Since this test, I’ve made dozens of jellies and jams using citrus seeds as the pectin source. For jellies, simply simmer the seeds in the juice for about 30 minutes, then strain out the seeds and any fruit matter in a jelly bag. Then add sugar and finish the jelly. Thus far, I’ve used this method with success for moderate pectin fruits like chokecherries.
For low and no pectin fruits/vegetables, there’s also a good method I’d suggest. Start by simmering about 10-15 lemon seeds in about 2 cups of water for about 30 minutes (for every half pint of jam in the finished recipe). The water will reduce to about 1/2 cup. At this point, it should visibly look like it’s gelling. Strain out the lemon seeds and add that mixture to the canning recipe in place of pectin.
I’ve done this for a zucchini jam, made with this pectin along with a small amount of lemon juice and a bit of lemon zest. Keep in mind you’ll need about 10-15 lemon seeds for every pint of finished jam, and adding the lemon juice and a bit of zest also really helps things gel.
For chunky jams instead of jellies, adding a sachet of citrus seeds in cheesecloth is an incredibly effective method.
Tie a tablespoon or two of citrus seeds in a bit of cheesecloth and add it directly into the jam pot. As the fruit simmers, the natural citrus pectin will be extracted from the seeds into the jam.
An even better option is to combine the two techniques and place all the jam ingredients together a few hours (or up to 24 hours) ahead of time. If you’re making strawberry jam, for example, add the sugar to the strawberries and then toss a sachet of citrus seeds into the bottom of the bowl. The sugar will extract liquid from the strawberries, and then the citrus seeds will release pectin into this water. After that initial maceration period, place everything into the jam pot and start it simmering.
This is a great natural gelling agent for citrus jams obviously, and it’s what I used when making this kumquat jam.

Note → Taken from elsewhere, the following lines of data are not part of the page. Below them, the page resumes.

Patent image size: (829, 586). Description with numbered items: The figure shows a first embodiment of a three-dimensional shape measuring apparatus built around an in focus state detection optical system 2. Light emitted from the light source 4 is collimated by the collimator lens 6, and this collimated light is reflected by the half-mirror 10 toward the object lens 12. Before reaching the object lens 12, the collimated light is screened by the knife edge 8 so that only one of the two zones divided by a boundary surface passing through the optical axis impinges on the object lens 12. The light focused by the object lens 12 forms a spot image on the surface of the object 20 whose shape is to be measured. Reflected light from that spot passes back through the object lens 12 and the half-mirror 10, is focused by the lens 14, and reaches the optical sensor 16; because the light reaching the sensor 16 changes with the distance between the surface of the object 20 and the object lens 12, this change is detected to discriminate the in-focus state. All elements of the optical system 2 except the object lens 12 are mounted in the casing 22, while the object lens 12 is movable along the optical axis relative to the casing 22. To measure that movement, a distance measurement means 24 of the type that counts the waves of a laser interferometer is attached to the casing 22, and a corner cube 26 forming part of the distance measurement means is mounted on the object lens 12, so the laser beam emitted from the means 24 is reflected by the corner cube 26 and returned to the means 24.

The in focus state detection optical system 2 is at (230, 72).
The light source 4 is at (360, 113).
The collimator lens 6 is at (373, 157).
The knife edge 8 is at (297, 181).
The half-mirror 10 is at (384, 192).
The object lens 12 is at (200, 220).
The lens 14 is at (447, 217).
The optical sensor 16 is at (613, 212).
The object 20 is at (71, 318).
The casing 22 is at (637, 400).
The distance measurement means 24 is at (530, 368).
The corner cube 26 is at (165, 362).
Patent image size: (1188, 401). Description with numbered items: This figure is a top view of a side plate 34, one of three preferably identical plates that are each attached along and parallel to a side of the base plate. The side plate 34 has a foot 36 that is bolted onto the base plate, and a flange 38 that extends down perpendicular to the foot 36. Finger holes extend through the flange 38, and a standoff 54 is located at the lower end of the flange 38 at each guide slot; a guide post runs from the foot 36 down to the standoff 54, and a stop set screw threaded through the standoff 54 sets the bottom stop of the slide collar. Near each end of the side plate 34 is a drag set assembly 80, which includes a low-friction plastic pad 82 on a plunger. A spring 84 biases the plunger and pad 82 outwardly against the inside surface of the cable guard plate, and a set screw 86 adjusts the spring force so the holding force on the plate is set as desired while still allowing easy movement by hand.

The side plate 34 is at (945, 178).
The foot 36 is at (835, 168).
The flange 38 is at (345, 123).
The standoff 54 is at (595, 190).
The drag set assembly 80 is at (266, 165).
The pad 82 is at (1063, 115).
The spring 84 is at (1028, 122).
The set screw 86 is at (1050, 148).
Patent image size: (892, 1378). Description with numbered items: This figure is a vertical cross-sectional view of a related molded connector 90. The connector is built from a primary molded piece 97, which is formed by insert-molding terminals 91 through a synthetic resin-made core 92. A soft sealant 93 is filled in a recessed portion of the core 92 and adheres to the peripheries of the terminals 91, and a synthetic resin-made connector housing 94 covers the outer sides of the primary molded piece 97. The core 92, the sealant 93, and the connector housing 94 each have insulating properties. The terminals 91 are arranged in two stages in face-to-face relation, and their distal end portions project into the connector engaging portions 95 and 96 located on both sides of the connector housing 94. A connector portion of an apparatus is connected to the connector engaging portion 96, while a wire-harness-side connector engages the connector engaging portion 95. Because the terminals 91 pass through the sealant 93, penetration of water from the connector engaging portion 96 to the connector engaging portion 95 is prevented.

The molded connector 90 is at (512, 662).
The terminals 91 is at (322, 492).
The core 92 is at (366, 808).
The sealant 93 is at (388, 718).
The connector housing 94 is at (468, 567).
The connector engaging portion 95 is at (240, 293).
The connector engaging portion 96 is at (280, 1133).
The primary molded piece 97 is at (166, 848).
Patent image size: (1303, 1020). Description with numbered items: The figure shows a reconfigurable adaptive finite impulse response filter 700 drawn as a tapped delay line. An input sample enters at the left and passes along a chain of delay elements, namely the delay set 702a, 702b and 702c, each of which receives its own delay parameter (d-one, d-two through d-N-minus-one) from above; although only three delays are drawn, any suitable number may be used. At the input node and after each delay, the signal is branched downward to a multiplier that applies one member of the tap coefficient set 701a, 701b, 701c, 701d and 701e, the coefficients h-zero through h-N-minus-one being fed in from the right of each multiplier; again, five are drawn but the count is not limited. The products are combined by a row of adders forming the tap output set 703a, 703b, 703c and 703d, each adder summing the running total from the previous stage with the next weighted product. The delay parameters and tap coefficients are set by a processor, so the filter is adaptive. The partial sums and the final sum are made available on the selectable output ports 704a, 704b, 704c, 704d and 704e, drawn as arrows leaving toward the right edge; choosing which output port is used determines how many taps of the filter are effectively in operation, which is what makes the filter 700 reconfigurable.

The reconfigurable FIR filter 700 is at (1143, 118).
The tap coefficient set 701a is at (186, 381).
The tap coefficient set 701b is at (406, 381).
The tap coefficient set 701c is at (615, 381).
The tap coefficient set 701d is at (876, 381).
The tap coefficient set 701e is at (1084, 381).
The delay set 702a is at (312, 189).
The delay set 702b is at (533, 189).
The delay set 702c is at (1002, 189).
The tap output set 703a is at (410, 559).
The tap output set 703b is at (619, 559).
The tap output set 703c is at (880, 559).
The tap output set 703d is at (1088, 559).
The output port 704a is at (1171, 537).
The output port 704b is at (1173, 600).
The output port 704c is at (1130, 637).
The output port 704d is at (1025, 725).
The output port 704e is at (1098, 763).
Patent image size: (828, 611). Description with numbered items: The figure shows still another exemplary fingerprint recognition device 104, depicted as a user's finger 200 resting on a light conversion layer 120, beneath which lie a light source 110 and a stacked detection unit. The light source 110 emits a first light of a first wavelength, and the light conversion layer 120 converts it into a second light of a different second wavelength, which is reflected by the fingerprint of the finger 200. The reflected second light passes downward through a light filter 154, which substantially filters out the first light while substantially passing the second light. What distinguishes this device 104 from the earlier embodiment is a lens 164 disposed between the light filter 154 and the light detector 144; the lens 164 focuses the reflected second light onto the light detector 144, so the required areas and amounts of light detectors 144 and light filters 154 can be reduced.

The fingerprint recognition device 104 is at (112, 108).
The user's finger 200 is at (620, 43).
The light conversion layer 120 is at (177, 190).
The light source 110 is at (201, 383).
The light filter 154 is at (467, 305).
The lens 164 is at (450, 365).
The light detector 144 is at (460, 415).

Often though, jam making doesn’t directly involve a lot of citrus fruit. In that case, it’s best to save up citrus seeds in the freezer throughout the year. In the winter, we make a lot of limoncello (lemon liqueur) for summertime sipping, and I’m now saving the seeds from those lemons for use in my summer jams as well.
Anytime you use a lemon, orange or lime remember to save the seeds and you’ll have a good supply before you know it.